How Turkey’s Campaign in Afrin Is Stoking Syrian Hatreds


Turkish-backed Syrian National Army fighters preparing to destroy a statue of Kaveh, a heroic figure in Kurdish mythology, in Afrin, Syria, March 18, 2018. Hasan Kırmızitaş/DHA-Depo Photos via AP

Mohammed is not his real name. He asked me not to share personal details, fearing retaliation from the fighters he passes when he walks around his city. I can say only that Mohammed is a Kurd living in Afrin, a city in northern Syria that was held for more than five years by Kurdish-led forces until it was, about three weeks ago, overrun and occupied by the Turkish army and its proxy forces fighting under the umbrella of the Syrian National Army (SNA), formerly known as the Turkish-backed Free Syrian Army (FSA).

To be a Kurd in Afrin, once a majority Kurdish city, Mohammed says, is now to find oneself a member of a despised group, suspected of disloyalty, and liable to be robbed, beaten, put to flight, or worse. In its seventh year, the Syrian civil war has seen the warring parties and their foreign sponsors foster and exploit ethnic and sectarian divisions in order to realize their strategic ends. The looting and ethnic cleansing of Afrin by Turkish-backed militias is the latest ugly episode of this grim and cynical logic.

Afrin is known for its olive trees. In happier days, a friend sent me a bar of its famous olive oil soap, stamped with calligraphy, that he had bought at a market in northern Iraq. After the Syrian regime withdrew in 2012, Afrin and the surrounding district became one of three cantons governed by the PYD, a Kurdish Marxist-Leninist party whose armed wings, the YPG and the all-female YPJ, became America’s partners in liberating Raqqa from ISIS. Afrin’s population swelled with Kurdish and Arab refugees seeking the relative peace of a region that had never been subjected to aerial bombardment, starvation sieges, or factional internecine warfare.

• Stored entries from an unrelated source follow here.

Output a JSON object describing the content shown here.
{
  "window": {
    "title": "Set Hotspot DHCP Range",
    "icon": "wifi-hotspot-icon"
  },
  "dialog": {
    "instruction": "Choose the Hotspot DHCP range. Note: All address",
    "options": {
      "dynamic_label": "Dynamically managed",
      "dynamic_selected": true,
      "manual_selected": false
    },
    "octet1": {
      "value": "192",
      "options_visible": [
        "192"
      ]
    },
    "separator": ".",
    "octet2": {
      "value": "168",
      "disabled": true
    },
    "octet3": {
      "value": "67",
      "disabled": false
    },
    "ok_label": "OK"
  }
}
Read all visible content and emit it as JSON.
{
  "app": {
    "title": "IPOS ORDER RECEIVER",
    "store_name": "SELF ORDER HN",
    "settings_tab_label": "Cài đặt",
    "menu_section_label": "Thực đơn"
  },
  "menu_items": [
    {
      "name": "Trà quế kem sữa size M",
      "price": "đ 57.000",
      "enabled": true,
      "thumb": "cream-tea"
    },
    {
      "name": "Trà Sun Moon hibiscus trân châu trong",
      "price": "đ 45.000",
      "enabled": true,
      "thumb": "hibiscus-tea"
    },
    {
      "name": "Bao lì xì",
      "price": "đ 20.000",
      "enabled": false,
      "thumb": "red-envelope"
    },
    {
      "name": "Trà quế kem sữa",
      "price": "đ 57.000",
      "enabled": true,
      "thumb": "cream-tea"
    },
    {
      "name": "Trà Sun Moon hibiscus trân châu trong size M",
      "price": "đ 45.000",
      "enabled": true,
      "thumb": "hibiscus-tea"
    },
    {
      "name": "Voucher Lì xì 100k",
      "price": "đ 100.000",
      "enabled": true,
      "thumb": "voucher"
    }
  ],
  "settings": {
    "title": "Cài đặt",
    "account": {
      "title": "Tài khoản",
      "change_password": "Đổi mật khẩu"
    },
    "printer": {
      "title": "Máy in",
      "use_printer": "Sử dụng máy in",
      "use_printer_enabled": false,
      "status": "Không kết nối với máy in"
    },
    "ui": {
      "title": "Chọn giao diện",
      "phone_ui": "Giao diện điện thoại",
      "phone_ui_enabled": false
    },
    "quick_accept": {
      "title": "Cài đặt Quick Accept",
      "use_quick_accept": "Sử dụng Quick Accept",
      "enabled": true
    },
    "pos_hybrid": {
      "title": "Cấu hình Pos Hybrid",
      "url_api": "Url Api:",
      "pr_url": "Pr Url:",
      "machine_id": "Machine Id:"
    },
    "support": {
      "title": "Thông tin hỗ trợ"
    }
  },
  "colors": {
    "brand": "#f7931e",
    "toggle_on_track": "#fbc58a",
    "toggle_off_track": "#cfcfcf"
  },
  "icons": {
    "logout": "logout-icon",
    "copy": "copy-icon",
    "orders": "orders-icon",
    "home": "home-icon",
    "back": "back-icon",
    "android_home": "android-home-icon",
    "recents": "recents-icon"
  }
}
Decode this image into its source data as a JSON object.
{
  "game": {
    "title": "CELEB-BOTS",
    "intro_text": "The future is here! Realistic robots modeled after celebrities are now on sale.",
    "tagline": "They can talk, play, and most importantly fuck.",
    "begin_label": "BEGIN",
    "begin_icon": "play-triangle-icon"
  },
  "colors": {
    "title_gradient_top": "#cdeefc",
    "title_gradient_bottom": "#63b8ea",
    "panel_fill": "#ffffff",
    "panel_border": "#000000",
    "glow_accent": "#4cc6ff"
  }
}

Mohammed did not support the PYD. An educated man with a deep interest in Kurdish culture, he felt alienated by what he saw as the party’s ideological rigidity, its arrogance, and by the military conscription it imposed, even on minors. While he appreciated the security its forces brought, he worried that their attacks on neighboring Arab villages would one day be dangerously reciprocated. Also troubling to him was the way the PYD idolized Abdullah Öcalan, the imprisoned leader of the PKK, the leftist Kurdish group that has waged a thirty-year guerrilla war against the authorities inside Turkey. (The PYD is widely considered to be an affiliate of the PKK in Syria.)

On January 20, Turkey launched an invasion of Afrin, with the ostensible objective of taking out “PKK-PYD-Daesh terrorists”—a conflation of enemies that makes no sense, since thousands of the PYD’s fighters have died over the last five years in a brutal war against Daesh (the Arabic name for ISIS). Turkey’s name for its military campaign—Operation Olive Branch—was just as disingenuous.

Over the past six years, the PYD has worked closely with the United States, and occasionally with Russia and the Assad regime, but none of these allies came to its defense when Turkish forces advanced into Afrin. (On April 3, President Trump announced that the US military would immediately withdraw its troops from Syria, then backtracked the next day. Only France has responded to the Turkish aggression by pledging to send troops to reinforce the PYD-held city of Manbij, about seventy miles to the east.) Turkish planes bombed Afrin unmolested by Russian anti-aircraft defenses.

By mid-March, Turkey and the SNA had reached the outskirts of Afrin city. Over megaphones, the PYD called on civilians to evacuate. They promised that the YPG and YPJ would fight the invaders from street to street, but this last stand never was. Instead, the YPG and YPJ melted away, sparing Afrin the enormous numbers of civilian casualties that, in this war, have always resulted from resistance to state forces (although at least 300 Afrin civilians were, all the same, killed over the course of Operation Olive Branch).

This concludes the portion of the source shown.